Co-Founder & Co-CEO Digiasia Alexander Rusli mengamini hal ini. Menurutnya, perusahaan tidak seharusnya fokus pada misi untuk mencapai unicorn, melainkan mencurahkan pikiran sepenuhnya pada usaha untuk membangun bisnis yang baik. “Jika memang berjalan, valuasi akan mengikuti,” tegasnya.

Alex menilai bahwa banyak para pendiri yang memiliki mindset bahwa valuasi adalah segalanya dan berangkat dengan mimpi menjadi unicorn. Pandemi dan tech winter ini disebut sebagai pengingat serta proses pembentukan mental para pendiri. “Kita butuh orang-orang yang mengerti cara berjuang dan tidak menyerah ketika dihadapkan pada tantangan,” ujarnya.

Di samping itu, Darryl Ratulangi selaku Direktur OCBC NISP Ventura juga mengungkapkan pengaruh sentimen pasar terhadap keberlangsungan sebuah industri. “Perusahaan teknologi dengan fundamental yang baik tetapi memiliki sentimen buruk di masyarakat akan mengakibatkan valuasi tertekan,” ujarnya.

Maka dari itu dibutuhkan kerja sama dari seluruh ekosistem untuk bisa menciptakan pasar yang memiliki sentimen baik, sehingga ke depannya juga bisa membangun kepercayaan investor untuk bisa menanamkan modal di perusahaan.

Kejar profitabilitas

Dalam industri digital, atribut dari startup digital yang baik adalah disrupsi, menciptakan sesuatu yang sama sekali baru, yang membutuhkan waktu dan sumber daya.
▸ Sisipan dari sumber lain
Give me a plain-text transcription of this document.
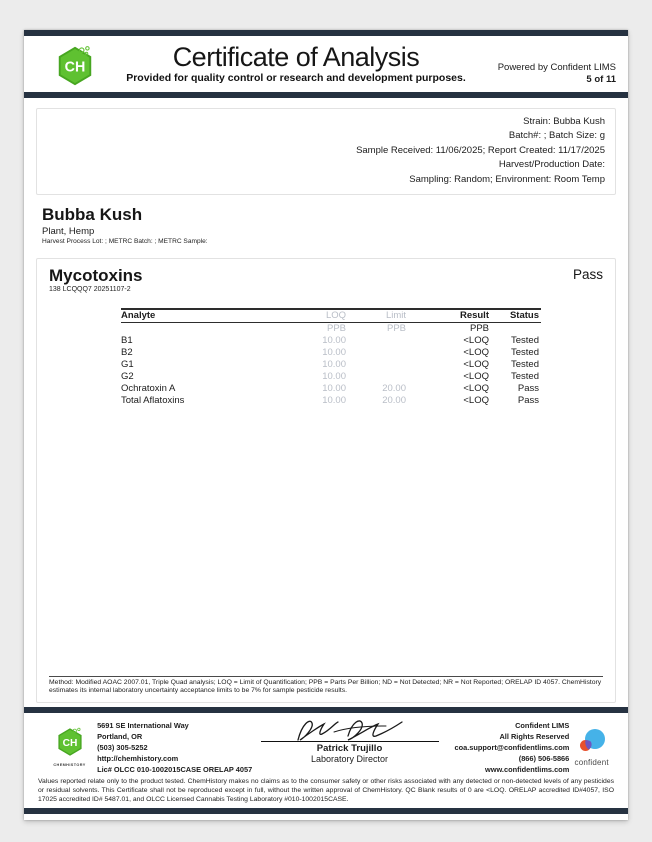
CH	Certificate of Analysis
Provided for quality control or research and development purposes.
Powered by Confident LIMS
5 of 11
Strain: Bubba Kush
Batch#: ; Batch Size: g
Sample Received: 11/06/2025; Report Created: 11/17/2025
Harvest/Production Date:
Sampling: Random; Environment: Room Temp
Bubba Kush
Plant, Hemp
Harvest Process Lot: ; METRC Batch: ; METRC Sample:
Mycotoxins
138 LCQQQ7 20251107-2
Pass
Analyte	LOQ	Limit	Result	Status
	PPB	PPB	PPB	
B1	10.00		<LOQ	Tested
B2	10.00		<LOQ	Tested
G1	10.00		<LOQ	Tested
G2	10.00		<LOQ	Tested
Ochratoxin A	10.00	20.00	<LOQ	Pass
Total Aflatoxins	10.00	20.00	<LOQ	Pass
Method: Modified AOAC 2007.01, Triple Quad analysis; LOQ = Limit of Quantification; PPB = Parts Per Billion; ND = Not Detected; NR = Not Reported; ORELAP ID 4057. ChemHistory estimates its internal laboratory uncertainty acceptance limits to be 7% for sample pesticide results.
CH
CHEMHISTORY
5691 SE International Way
Portland, OR
(503) 305-5252
http://chemhistory.com
Lic# OLCC 010-1002015CASE ORELAP 4057
Patrick Trujillo
Laboratory Director
Confident LIMS
All Rights Reserved
coa.support@confidentlims.com
(866) 506-5866
www.confidentlims.com
confident
Values reported relate only to the product tested. ChemHistory makes no claims as to the consumer safety or other risks associated with any detected or non-detected levels of any pesticides or residual solvents. This Certificate shall not be reproduced except in full, without the written approval of ChemHistory. QC Blank results of 0 are <LOQ. ORELAP accredited ID#4057, ISO 17025 accredited ID# 5487.01, and OLCC Licensed Cannabis Testing Laboratory #010-1002015CASE.
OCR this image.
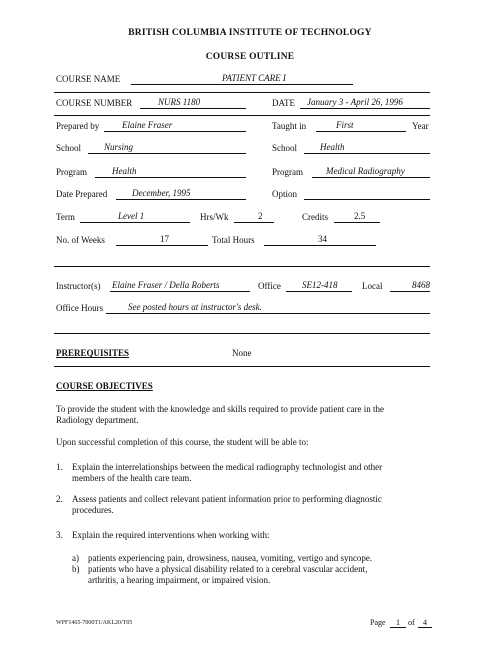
BRITISH COLUMBIA INSTITUTE OF TECHNOLOGY
COURSE OUTLINE
COURSE NAME	PATIENT CARE I
COURSE NUMBER	NURS 1180	DATE January 3 - April 26, 1996
Prepared by	Elaine Fraser	Taught in	First	Year
School	Nursing	School	Health
Program	Health	Program	Medical Radiography
Date Prepared	December, 1995	Option
Term	Level 1	Hrs/Wk	2	Credits	2.5
No. of Weeks	17	Total Hours	34
Instructor(s) Elaine Fraser / Della Roberts	Office SE12-418	Local	8468
Office Hours	See posted hours at instructor's desk.
PREREQUISITES	None
COURSE OBJECTIVES
To provide the student with the knowledge and skills required to provide patient care in the
Radiology department.
Upon successful completion of this course, the student will be able to:
1. Explain the interrelationships between the medical radiography technologist and other
members of the health care team.
2. Assess patients and collect relevant patient information prior to performing diagnostic
procedures.
3. Explain the required interventions when working with:
a) patients experiencing pain, drowsiness, nausea, vomiting, vertigo and syncope.
b) patients who have a physical disability related to a cerebral vascular accident,
arthritis, a hearing impairment, or impaired vision.
WPF1465-7000T1/AKL20/T05	Page 1 of 4
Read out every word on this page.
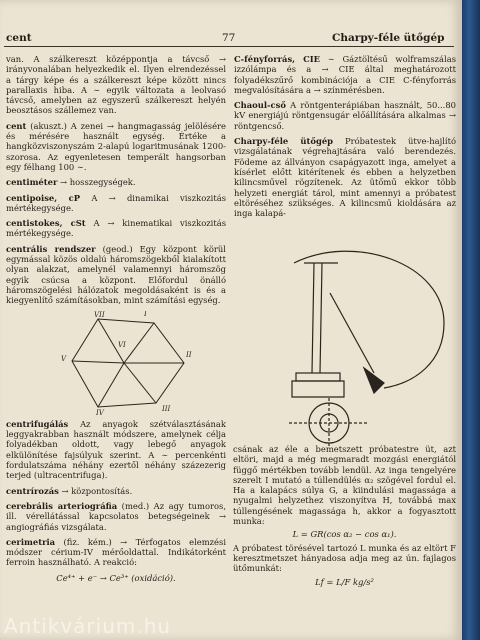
cent	77	Charpy-féle ütőgép
van. A szálkereszt középpontja a távcső → irányvonalában helyezkedik el. Ilyen elrendezéssel a tárgy képe és a szálkereszt képe között nincs parallaxis hiba. A ∼ egyik változata a leolvasó távcső, amelyben az egyszerű szálkereszt helyén beosztásos szállemez van.
cent (akuszt.) A zenei → hangmagasság jelölésére és mérésére használt egység. Értéke a hangközviszonyszám 2-alapú logaritmusának 1200-szorosa. Az egyenletesen temperált hangsorban egy félhang 100 ∼.
centiméter → hosszegységek.
centipoise, cP A → dinamikai viszkozitás mértékegysége.
centistokes, cSt A → kinematikai viszkozitás mértékegysége.
centrális rendszer (geod.) Egy központ körül egymással közös oldalú háromszögekből kialakított olyan alakzat, amelynél valamennyi háromszög egyik csúcsa a központ. Előfordul önálló háromszögelési hálózatok megoldásaként is és a kiegyenlítő számításokban, mint számítási egység.
VII	I
II
III
IV
V
VI
centrifugálás Az anyagok szétválasztásának leggyakrabban használt módszere, amelynek célja folyadékban oldott, vagy lebegő anyagok elkülönítése fajsúlyuk szerint. A ∼ percenkénti fordulatszáma néhány ezertől néhány százezerig terjed (ultracentrifuga).
centrírozás → központosítás.
cerebrális arteriográfia (med.) Az agy tumoros, ill. vérellátással kapcsolatos betegségeinek → angiográfiás vizsgálata.
cerimetria (fiz. kém.) → Térfogatos elemzési módszer cérium-IV mérőoldattal. Indikátorként ferroin használható. A reakció:
Ce⁴⁺ + e⁻ → Ce³⁺ (oxidáció).
C-fényforrás, CIE ∼ Gáztöltésű wolframszálas izzólámpa és a → CIE által meghatározott folyadékszűrő kombinációja a CIE C-fényforrás megvalósítására a → színmérésben.
Chaoul-cső A röntgenterápiában használt, 50...80 kV energiájú röntgensugár előállítására alkalmas → röntgencső.
Charpy-féle ütőgép Próbatestek ütve-hajlító vizsgálatának végrehajtására való berendezés. Födeme az állványon csapágyazott inga, amelyet a kísérlet előtt kitérítenek és ebben a helyzetben kilincsművel rögzítenek. Az ütőmű ekkor több helyzeti energiát tárol, mint amennyi a próbatest eltöréséhez szükséges. A kilincsmű kioldására az inga kalapá-
csának az éle a bemetszett próbatestre üt, azt eltöri, majd a még megmaradt mozgási energiától függő mértékben tovább lendül. Az inga tengelyére szerelt I mutató a túllendülés α₂ szögével fordul el. Ha a kalapács súlya G, a kiindulási magassága a nyugalmi helyzethez viszonyítva H, továbbá max túllengésének magassága h, akkor a fogyasztott munka:
L = GR(cos α₂ − cos α₁).
A próbatest törésével tartozó L munka és az eltört F keresztmetszet hányadosa adja meg az ún. fajlagos ütőmunkát:
Lf = L/F kg/s²
Antikvárium.hu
Jadi, tujuan utama sebuah startup pada awalnya bukanlah untuk menghasilkan uang, tetapi untuk membangun produk yang kuat.

“Melihat ke belakang, tidak ada yang mengira bahwa ride-hailing atau OTA (online travel agent)menjadi solusi yang tepat bagi sebagian besar masyarakat Indonesia. Terminologi ‘burning money’ dapat diartikan sebagai upaya membeli waktu dan membangun kepercayaan. Proses masyarakat dari tidak tahu menjadi tahu, lalu mulai menggunakan, hingga semakin bergantung pada layanan-layanan tersebut,” papar Darryl.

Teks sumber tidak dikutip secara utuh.